In 2005, I had a 8.4kWp string wired, grid tied solar PV system install on a home. With all of the rebates at the time, the system was $51k installed. Sold that home, bought another, had a simple string wired grid tied solar PV system of 14.5kWp installed in 2016. This system’s installed costs without rebates or the ITC was right at $51k. Just as a note it was the “soft costs” that jacked up the install price to $51k, it would have been $49k if it wasn’t deemed necessary by the County to have two licensed engineers to sign off on the plans before the construction permit was issued. One civil, one electrical engineer.
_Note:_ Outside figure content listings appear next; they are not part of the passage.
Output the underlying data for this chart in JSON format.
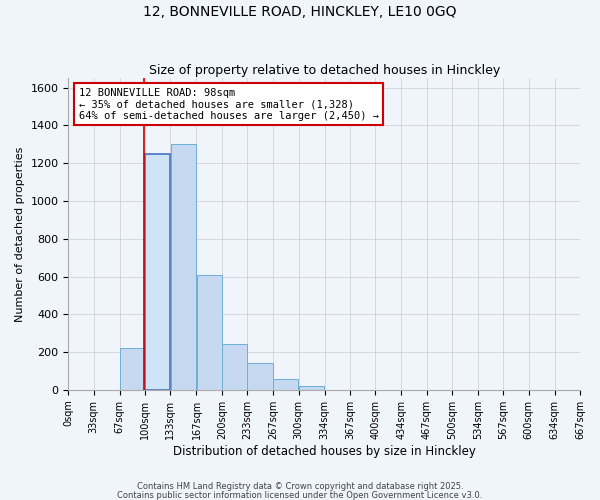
{
  "title": "12, BONNEVILLE ROAD, HINCKLEY, LE10 0GQ",
  "subtitle": "Size of property relative to detached houses in Hinckley",
  "xlabel": "Distribution of detached houses by size in Hinckley",
  "ylabel": "Number of detached properties",
  "annotation_line1": "12 BONNEVILLE ROAD: 98sqm",
  "annotation_line2": "← 35% of detached houses are smaller (1,328)",
  "annotation_line3": "64% of semi-detached houses are larger (2,450) →",
  "bar_edges": [
    0,
    33,
    67,
    100,
    133,
    167,
    200,
    233,
    267,
    300,
    334,
    367,
    400,
    434,
    467,
    500,
    534,
    567,
    600,
    634,
    667
  ],
  "bar_heights": [
    0,
    0,
    220,
    1250,
    1300,
    610,
    245,
    140,
    55,
    20,
    0,
    0,
    0,
    0,
    0,
    0,
    0,
    0,
    0,
    0
  ],
  "bar_color": "#c6d9f0",
  "bar_edge_color": "#6baed6",
  "highlight_bar_index": 3,
  "highlight_color": "#d0e4f7",
  "highlight_edge_color": "#4472c4",
  "redline_x": 98,
  "redline_color": "#cc0000",
  "annotation_box_color": "#ffffff",
  "annotation_box_edge_color": "#cc0000",
  "grid_color": "#cccccc",
  "bg_color": "#f0f4fb",
  "plot_bg_color": "#f0f4fb",
  "ylim": [
    0,
    1650
  ],
  "xlim": [
    0,
    667
  ],
  "yticks": [
    0,
    200,
    400,
    600,
    800,
    1000,
    1200,
    1400,
    1600
  ],
  "tick_labels": [
    "0sqm",
    "33sqm",
    "67sqm",
    "100sqm",
    "133sqm",
    "167sqm",
    "200sqm",
    "233sqm",
    "267sqm",
    "300sqm",
    "334sqm",
    "367sqm",
    "400sqm",
    "434sqm",
    "467sqm",
    "500sqm",
    "534sqm",
    "567sqm",
    "600sqm",
    "634sqm",
    "667sqm"
  ],
  "footer_text1": "Contains HM Land Registry data © Crown copyright and database right 2025.",
  "footer_text2": "Contains public sector information licensed under the Open Government Licence v3.0."
}
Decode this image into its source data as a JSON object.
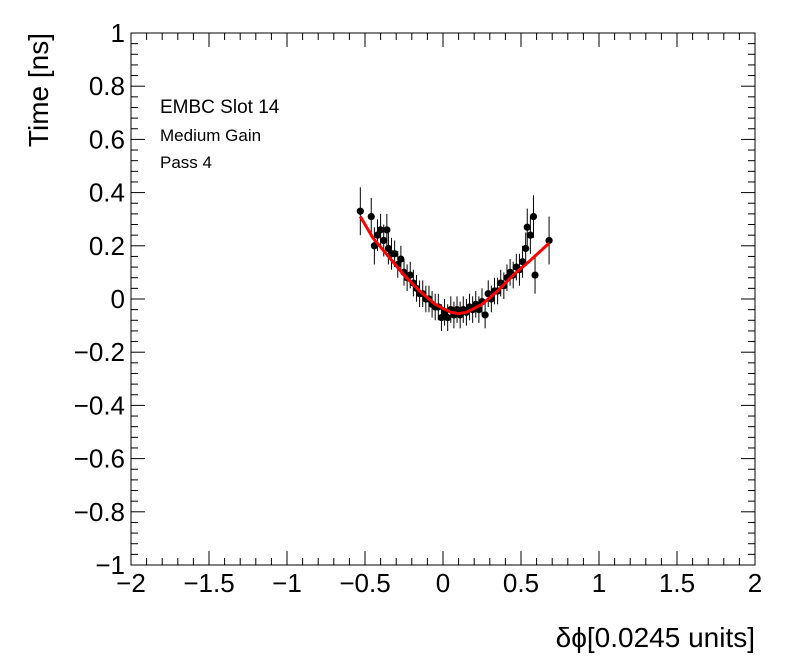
{
  "chart_data": {
    "type": "scatter",
    "title": "",
    "xlabel": "δϕ[0.0245 units]",
    "ylabel": "Time [ns]",
    "xlim": [
      -2,
      2
    ],
    "ylim": [
      -1,
      1
    ],
    "x_ticks": [
      -2,
      -1.5,
      -1,
      -0.5,
      0,
      0.5,
      1,
      1.5,
      2
    ],
    "x_tick_labels": [
      "−2",
      "−1.5",
      "−1",
      "−0.5",
      "0",
      "0.5",
      "1",
      "1.5",
      "2"
    ],
    "y_ticks": [
      -1,
      -0.8,
      -0.6,
      -0.4,
      -0.2,
      0,
      0.2,
      0.4,
      0.6,
      0.8,
      1
    ],
    "y_tick_labels": [
      "−1",
      "−0.8",
      "−0.6",
      "−0.4",
      "−0.2",
      "0",
      "0.2",
      "0.4",
      "0.6",
      "0.8",
      "1"
    ],
    "grid": false,
    "legend": "none",
    "annotations": [
      "EMBC Slot 14",
      "Medium Gain",
      "Pass 4"
    ],
    "series": [
      {
        "kind": "points-with-errors",
        "color": "#000000",
        "points": [
          {
            "x": -0.53,
            "y": 0.33,
            "err": 0.09
          },
          {
            "x": -0.46,
            "y": 0.31,
            "err": 0.07
          },
          {
            "x": -0.44,
            "y": 0.2,
            "err": 0.07
          },
          {
            "x": -0.42,
            "y": 0.24,
            "err": 0.06
          },
          {
            "x": -0.4,
            "y": 0.26,
            "err": 0.06
          },
          {
            "x": -0.38,
            "y": 0.22,
            "err": 0.06
          },
          {
            "x": -0.36,
            "y": 0.26,
            "err": 0.06
          },
          {
            "x": -0.35,
            "y": 0.19,
            "err": 0.06
          },
          {
            "x": -0.33,
            "y": 0.17,
            "err": 0.06
          },
          {
            "x": -0.31,
            "y": 0.17,
            "err": 0.05
          },
          {
            "x": -0.29,
            "y": 0.13,
            "err": 0.05
          },
          {
            "x": -0.27,
            "y": 0.15,
            "err": 0.05
          },
          {
            "x": -0.25,
            "y": 0.1,
            "err": 0.05
          },
          {
            "x": -0.23,
            "y": 0.08,
            "err": 0.05
          },
          {
            "x": -0.21,
            "y": 0.09,
            "err": 0.05
          },
          {
            "x": -0.19,
            "y": 0.06,
            "err": 0.05
          },
          {
            "x": -0.17,
            "y": 0.04,
            "err": 0.05
          },
          {
            "x": -0.15,
            "y": 0.02,
            "err": 0.05
          },
          {
            "x": -0.13,
            "y": 0.02,
            "err": 0.05
          },
          {
            "x": -0.11,
            "y": 0.0,
            "err": 0.05
          },
          {
            "x": -0.09,
            "y": 0.0,
            "err": 0.05
          },
          {
            "x": -0.07,
            "y": -0.02,
            "err": 0.05
          },
          {
            "x": -0.05,
            "y": -0.03,
            "err": 0.05
          },
          {
            "x": -0.03,
            "y": -0.03,
            "err": 0.05
          },
          {
            "x": -0.01,
            "y": -0.07,
            "err": 0.05
          },
          {
            "x": 0.01,
            "y": -0.05,
            "err": 0.05
          },
          {
            "x": 0.03,
            "y": -0.07,
            "err": 0.05
          },
          {
            "x": 0.05,
            "y": -0.04,
            "err": 0.05
          },
          {
            "x": 0.07,
            "y": -0.06,
            "err": 0.05
          },
          {
            "x": 0.09,
            "y": -0.04,
            "err": 0.05
          },
          {
            "x": 0.11,
            "y": -0.06,
            "err": 0.05
          },
          {
            "x": 0.13,
            "y": -0.04,
            "err": 0.05
          },
          {
            "x": 0.15,
            "y": -0.05,
            "err": 0.05
          },
          {
            "x": 0.17,
            "y": -0.03,
            "err": 0.05
          },
          {
            "x": 0.19,
            "y": -0.04,
            "err": 0.05
          },
          {
            "x": 0.21,
            "y": -0.02,
            "err": 0.05
          },
          {
            "x": 0.23,
            "y": -0.04,
            "err": 0.05
          },
          {
            "x": 0.25,
            "y": -0.01,
            "err": 0.05
          },
          {
            "x": 0.27,
            "y": -0.06,
            "err": 0.05
          },
          {
            "x": 0.29,
            "y": 0.02,
            "err": 0.05
          },
          {
            "x": 0.31,
            "y": 0.0,
            "err": 0.05
          },
          {
            "x": 0.33,
            "y": 0.03,
            "err": 0.05
          },
          {
            "x": 0.35,
            "y": 0.03,
            "err": 0.05
          },
          {
            "x": 0.37,
            "y": 0.06,
            "err": 0.05
          },
          {
            "x": 0.39,
            "y": 0.05,
            "err": 0.05
          },
          {
            "x": 0.41,
            "y": 0.08,
            "err": 0.05
          },
          {
            "x": 0.43,
            "y": 0.1,
            "err": 0.05
          },
          {
            "x": 0.45,
            "y": 0.09,
            "err": 0.05
          },
          {
            "x": 0.47,
            "y": 0.12,
            "err": 0.05
          },
          {
            "x": 0.49,
            "y": 0.11,
            "err": 0.06
          },
          {
            "x": 0.51,
            "y": 0.14,
            "err": 0.06
          },
          {
            "x": 0.53,
            "y": 0.19,
            "err": 0.06
          },
          {
            "x": 0.54,
            "y": 0.27,
            "err": 0.07
          },
          {
            "x": 0.56,
            "y": 0.24,
            "err": 0.07
          },
          {
            "x": 0.58,
            "y": 0.31,
            "err": 0.08
          },
          {
            "x": 0.59,
            "y": 0.09,
            "err": 0.07
          },
          {
            "x": 0.68,
            "y": 0.22,
            "err": 0.09
          }
        ]
      },
      {
        "kind": "fit-curve",
        "color": "#ff0000",
        "points": [
          {
            "x": -0.53,
            "y": 0.31
          },
          {
            "x": -0.45,
            "y": 0.23
          },
          {
            "x": -0.35,
            "y": 0.16
          },
          {
            "x": -0.25,
            "y": 0.09
          },
          {
            "x": -0.15,
            "y": 0.03
          },
          {
            "x": -0.05,
            "y": -0.02
          },
          {
            "x": 0.05,
            "y": -0.05
          },
          {
            "x": 0.1,
            "y": -0.055
          },
          {
            "x": 0.15,
            "y": -0.05
          },
          {
            "x": 0.25,
            "y": -0.02
          },
          {
            "x": 0.35,
            "y": 0.03
          },
          {
            "x": 0.45,
            "y": 0.09
          },
          {
            "x": 0.55,
            "y": 0.14
          },
          {
            "x": 0.68,
            "y": 0.21
          }
        ]
      }
    ]
  }
}
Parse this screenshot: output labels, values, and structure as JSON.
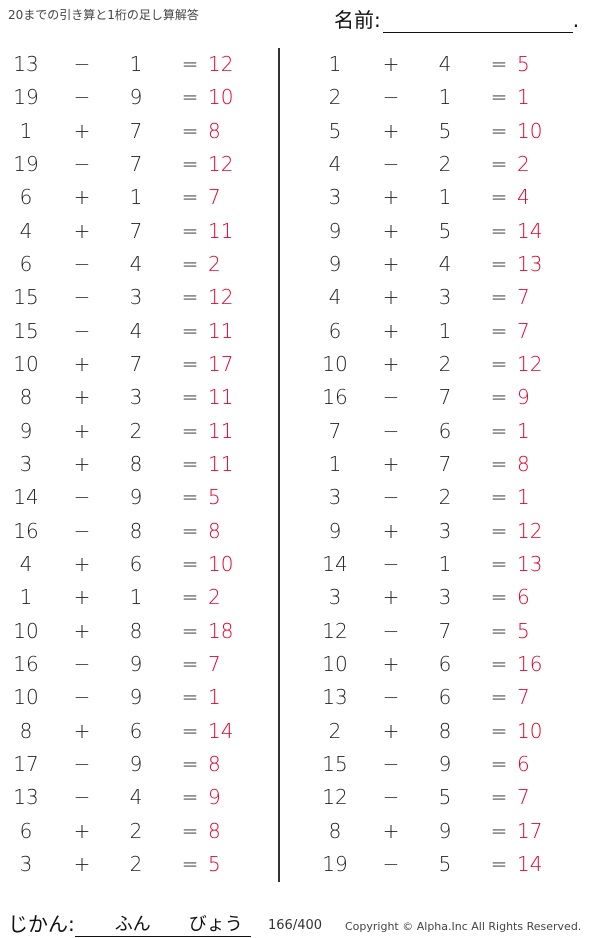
{
  "header": {
    "title": "20までの引き算と1桁の足し算解答",
    "name_label": "名前:",
    "name_end": "."
  },
  "answer_color": "#e8002a",
  "left": [
    [
      "13",
      "−",
      "1",
      "=",
      "12"
    ],
    [
      "19",
      "−",
      "9",
      "=",
      "10"
    ],
    [
      "1",
      "+",
      "7",
      "=",
      "8"
    ],
    [
      "19",
      "−",
      "7",
      "=",
      "12"
    ],
    [
      "6",
      "+",
      "1",
      "=",
      "7"
    ],
    [
      "4",
      "+",
      "7",
      "=",
      "11"
    ],
    [
      "6",
      "−",
      "4",
      "=",
      "2"
    ],
    [
      "15",
      "−",
      "3",
      "=",
      "12"
    ],
    [
      "15",
      "−",
      "4",
      "=",
      "11"
    ],
    [
      "10",
      "+",
      "7",
      "=",
      "17"
    ],
    [
      "8",
      "+",
      "3",
      "=",
      "11"
    ],
    [
      "9",
      "+",
      "2",
      "=",
      "11"
    ],
    [
      "3",
      "+",
      "8",
      "=",
      "11"
    ],
    [
      "14",
      "−",
      "9",
      "=",
      "5"
    ],
    [
      "16",
      "−",
      "8",
      "=",
      "8"
    ],
    [
      "4",
      "+",
      "6",
      "=",
      "10"
    ],
    [
      "1",
      "+",
      "1",
      "=",
      "2"
    ],
    [
      "10",
      "+",
      "8",
      "=",
      "18"
    ],
    [
      "16",
      "−",
      "9",
      "=",
      "7"
    ],
    [
      "10",
      "−",
      "9",
      "=",
      "1"
    ],
    [
      "8",
      "+",
      "6",
      "=",
      "14"
    ],
    [
      "17",
      "−",
      "9",
      "=",
      "8"
    ],
    [
      "13",
      "−",
      "4",
      "=",
      "9"
    ],
    [
      "6",
      "+",
      "2",
      "=",
      "8"
    ],
    [
      "3",
      "+",
      "2",
      "=",
      "5"
    ]
  ],
  "right": [
    [
      "1",
      "+",
      "4",
      "=",
      "5"
    ],
    [
      "2",
      "−",
      "1",
      "=",
      "1"
    ],
    [
      "5",
      "+",
      "5",
      "=",
      "10"
    ],
    [
      "4",
      "−",
      "2",
      "=",
      "2"
    ],
    [
      "3",
      "+",
      "1",
      "=",
      "4"
    ],
    [
      "9",
      "+",
      "5",
      "=",
      "14"
    ],
    [
      "9",
      "+",
      "4",
      "=",
      "13"
    ],
    [
      "4",
      "+",
      "3",
      "=",
      "7"
    ],
    [
      "6",
      "+",
      "1",
      "=",
      "7"
    ],
    [
      "10",
      "+",
      "2",
      "=",
      "12"
    ],
    [
      "16",
      "−",
      "7",
      "=",
      "9"
    ],
    [
      "7",
      "−",
      "6",
      "=",
      "1"
    ],
    [
      "1",
      "+",
      "7",
      "=",
      "8"
    ],
    [
      "3",
      "−",
      "2",
      "=",
      "1"
    ],
    [
      "9",
      "+",
      "3",
      "=",
      "12"
    ],
    [
      "14",
      "−",
      "1",
      "=",
      "13"
    ],
    [
      "3",
      "+",
      "3",
      "=",
      "6"
    ],
    [
      "12",
      "−",
      "7",
      "=",
      "5"
    ],
    [
      "10",
      "+",
      "6",
      "=",
      "16"
    ],
    [
      "13",
      "−",
      "6",
      "=",
      "7"
    ],
    [
      "2",
      "+",
      "8",
      "=",
      "10"
    ],
    [
      "15",
      "−",
      "9",
      "=",
      "6"
    ],
    [
      "12",
      "−",
      "5",
      "=",
      "7"
    ],
    [
      "8",
      "+",
      "9",
      "=",
      "17"
    ],
    [
      "19",
      "−",
      "5",
      "=",
      "14"
    ]
  ],
  "footer": {
    "time_label": "じかん:",
    "minutes": "ふん",
    "seconds": "びょう",
    "count": "166/400",
    "copyright": "Copyright ©  Alpha.Inc All Rights Reserved."
  }
}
Since 2016 the hardware costs have dropped again and panels that used to cost around $0.95/watt are now, even with tariffs can be bought in pallet quantities for $0.75 to $0.80/watt. By next year, the tariffs should be dropping another 5%, panel prices will drop again and one might find larger solar PV systems (overbuild) with smart energy storage in a package would drop to the “justifiable” cost for many. Right now and for the foreseeable future, simple ROI for a solar PV system and or a smart ESS is still a moving target. You can calculate say 15 years for payoff, ‘but’, the true to form electric utilities will cry to the PUC or PSC for electricity rate increases when enough folks get tired of paying more money for using less electricity each month. Every time the utility raises electric rates, the sooner your installed asset pays for itself.